Israel is expecting its war to spread to Hezbollah in Lebanon. Houthi rebels in Yemen have attacked shipping routes in the Mediterranean, triggering U.S. bombing raids there. Iran launched missiles into Iraq (targeting an Israeli spy base, it says) and Syria (targeting the Islamic State).
We are at a precipice — not of a world war of the kind that twice devastated the world during the last century, but of a slowly burning and spreading conflict that will pull in more and more nations. This makes the calls for ceasefire in Gaza that much more important.

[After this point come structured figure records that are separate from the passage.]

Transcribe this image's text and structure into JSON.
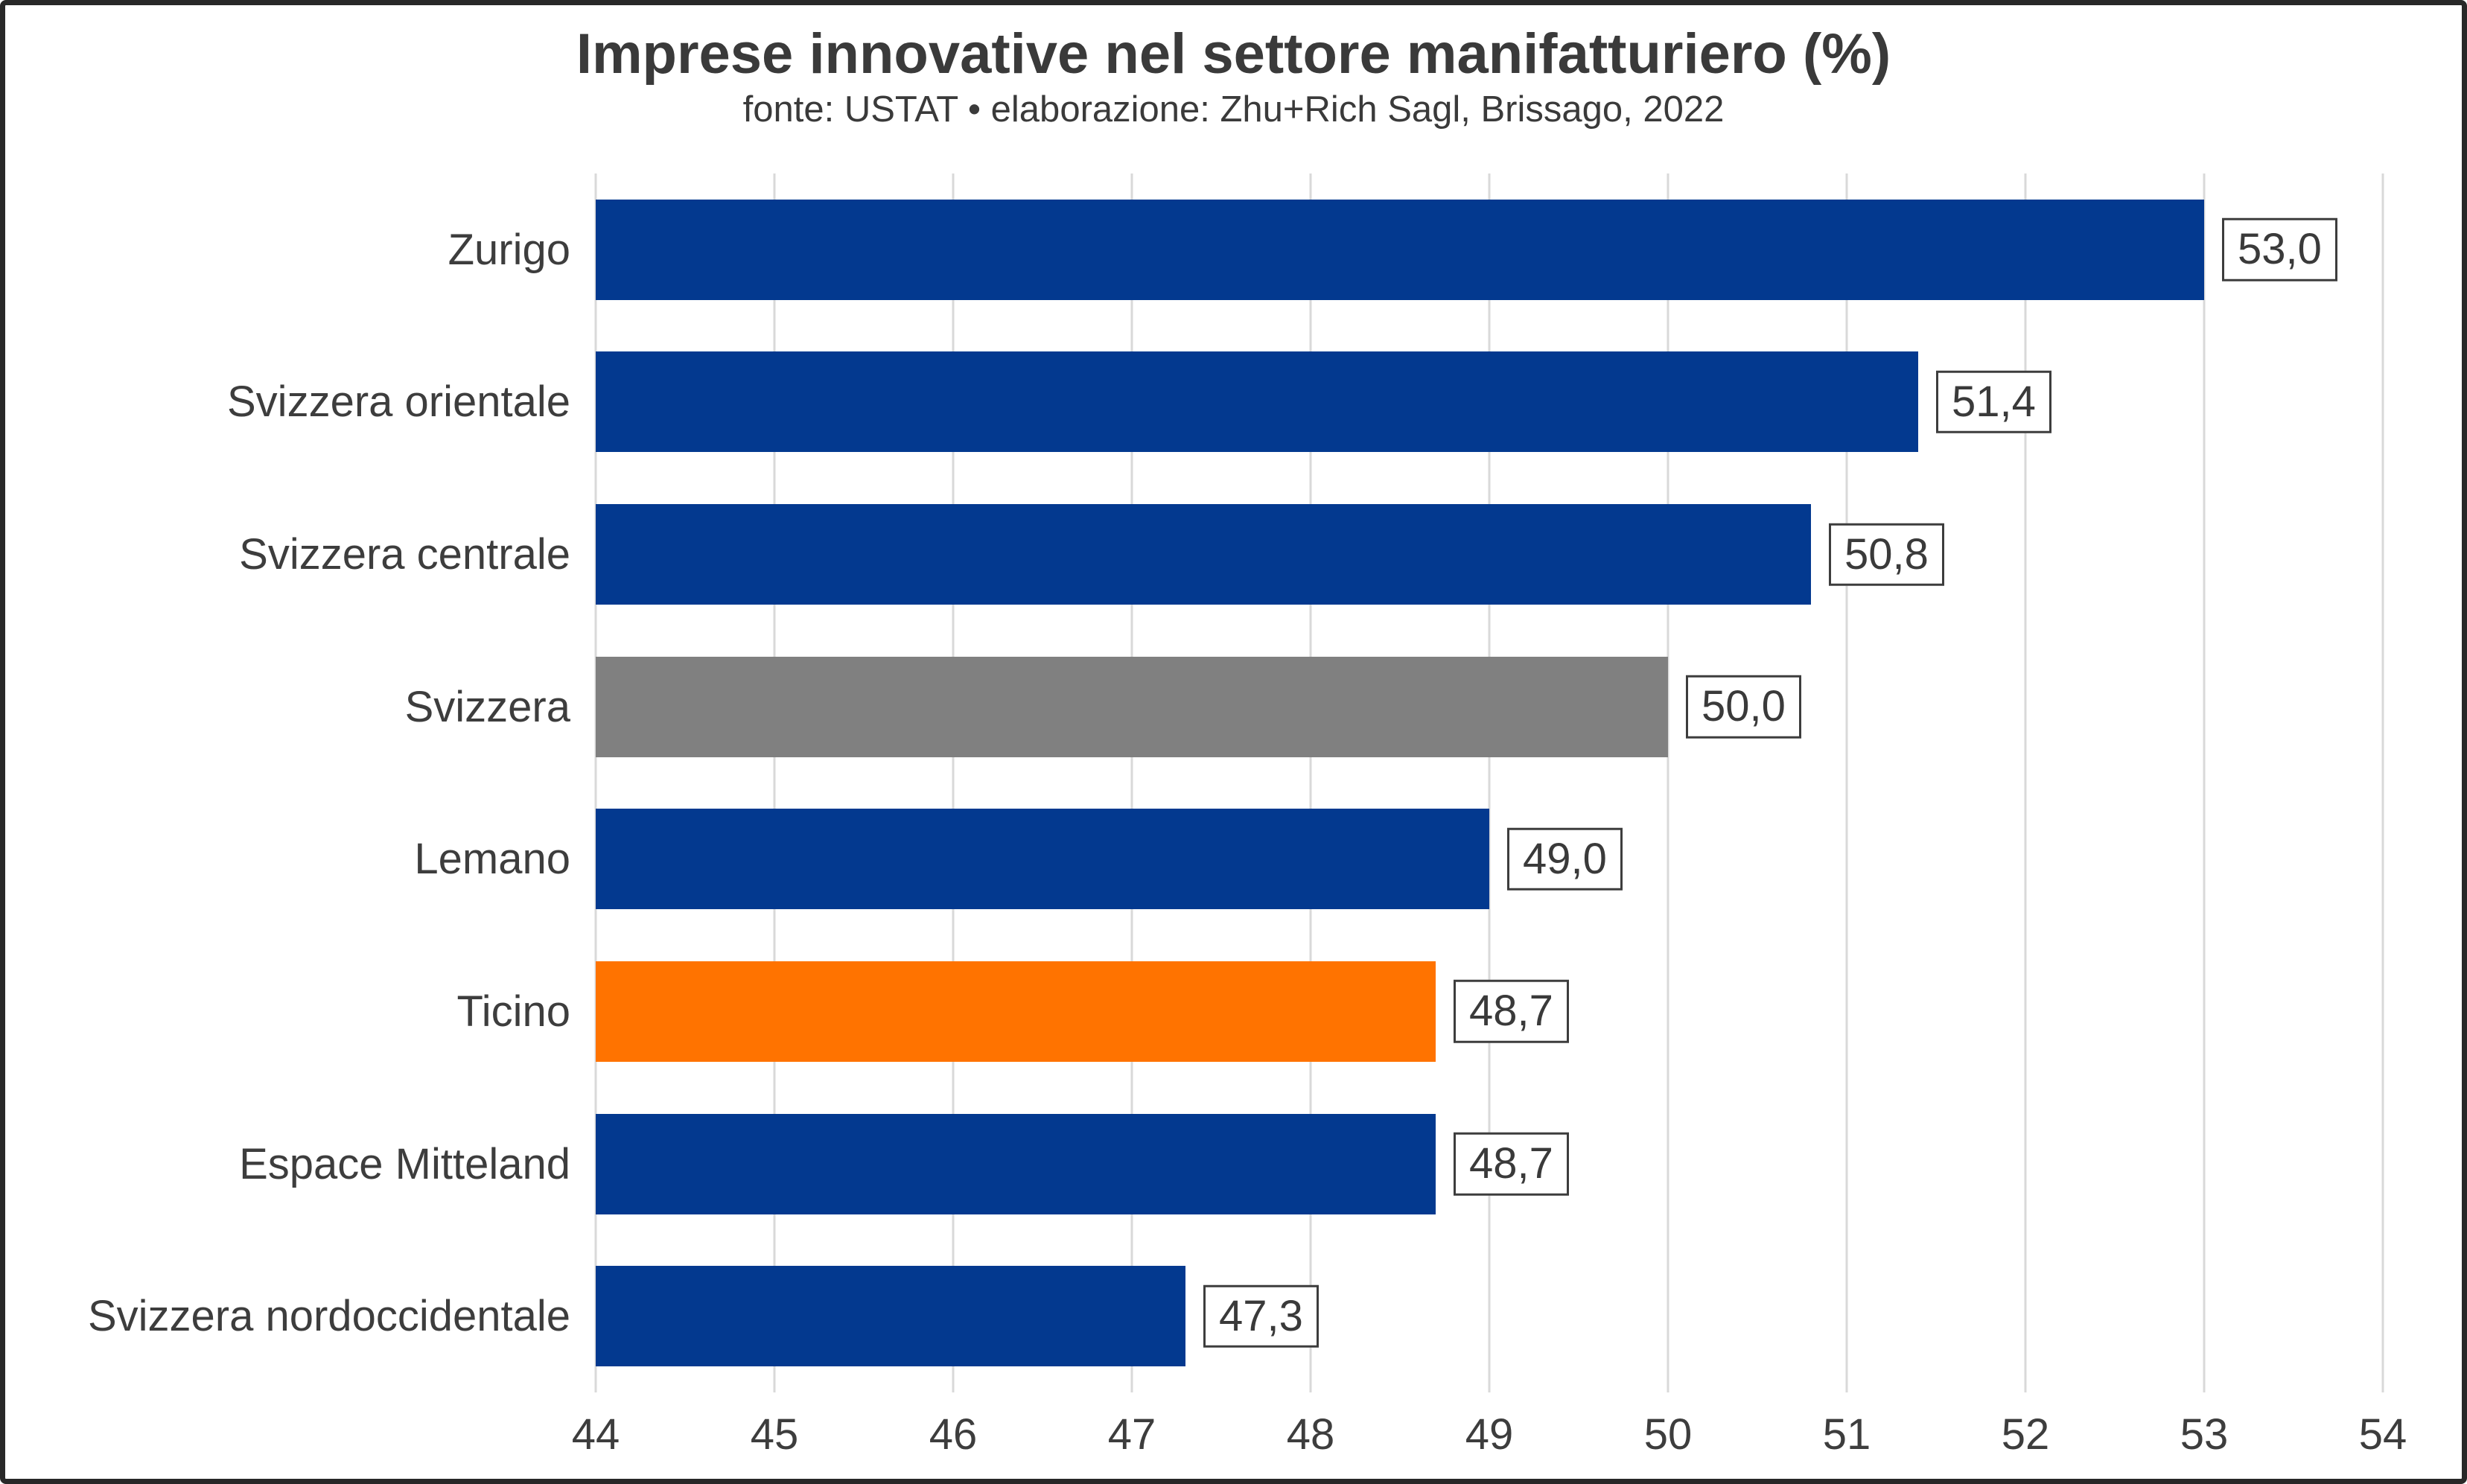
{
  "chart": {
    "title": "Imprese innovative nel settore manifatturiero (%)",
    "subtitle": "fonte: USTAT • elaborazione: Zhu+Rich Sagl, Brissago, 2022"
  },
  "chart_data": {
    "type": "bar",
    "orientation": "horizontal",
    "title": "Imprese innovative nel settore manifatturiero (%)",
    "subtitle": "fonte: USTAT • elaborazione: Zhu+Rich Sagl, Brissago, 2022",
    "categories": [
      "Zurigo",
      "Svizzera orientale",
      "Svizzera centrale",
      "Svizzera",
      "Lemano",
      "Ticino",
      "Espace Mitteland",
      "Svizzera nordoccidentale"
    ],
    "values": [
      53.0,
      51.4,
      50.8,
      50.0,
      49.0,
      48.7,
      48.7,
      47.3
    ],
    "value_labels": [
      "53,0",
      "51,4",
      "50,8",
      "50,0",
      "49,0",
      "48,7",
      "48,7",
      "47,3"
    ],
    "bar_colors": [
      "#03398f",
      "#03398f",
      "#03398f",
      "#808080",
      "#03398f",
      "#ff7300",
      "#03398f",
      "#03398f"
    ],
    "xlim": [
      44,
      54
    ],
    "x_ticks": [
      "44",
      "45",
      "46",
      "47",
      "48",
      "49",
      "50",
      "51",
      "52",
      "53",
      "54"
    ],
    "xlabel": "",
    "ylabel": "",
    "grid": "vertical",
    "legend": "none",
    "colors": {
      "default_bar": "#03398f",
      "highlight_bar": "#ff7300",
      "reference_bar": "#808080",
      "gridline": "#d9d9d9",
      "text": "#3a3a3a",
      "value_box_border": "#3d3d3d",
      "frame_border": "#282828",
      "background": "#ffffff"
    }
  }
}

The humanitarian toll in Gaza is astonishing. Israel has imposed a relentless pounding that has shattered the fragile infrastructure of the Gaza strip, perhaps most notably its healthcare system. This only exacerbates the suffering of a population already internally displaced, uprooted from their homes, and subjected to terror.
“In Gaza, the health care system is on the brink of collapse. In any conflict or crisis, access to health care is a question of life or death,” International Federation of the Red Cross Secretary-General Jagan Chapagain said on X.
“Civilian population in Gaza have suffered enough, and healthcare is one of the last remaining beacons of hope. It’s a humanitarian and moral imperative to ensure the people of Gaza can access health care,” Chapagain continued.
The damage and suffering inflicted on Gaza’s civilian population would be viewed as a war crime if inflicted by any other nation (South Africa has accused Israel of genocide). And this is not easy to write, given my background, but Israel — with its corrupt, right-wing leadership and claims of exceptionalism — is in danger of becoming a pariah state. Some will say this is because of international antisemitism, and I certainly will not dispute that antisemitism plays a role. But the images being broadcast from Gaza, horrific images created by Israeli bombs, have erased much of the sympathy that followed Oct. 7.
None of this is to excuse Hamas for its brutality, but Israel cannot keep using Oct. 7 to justify the unjustifiable (the United States did the same thing with 9/11 and the results continue to haunt us), especially when it threatens to spiral into a broader conflict.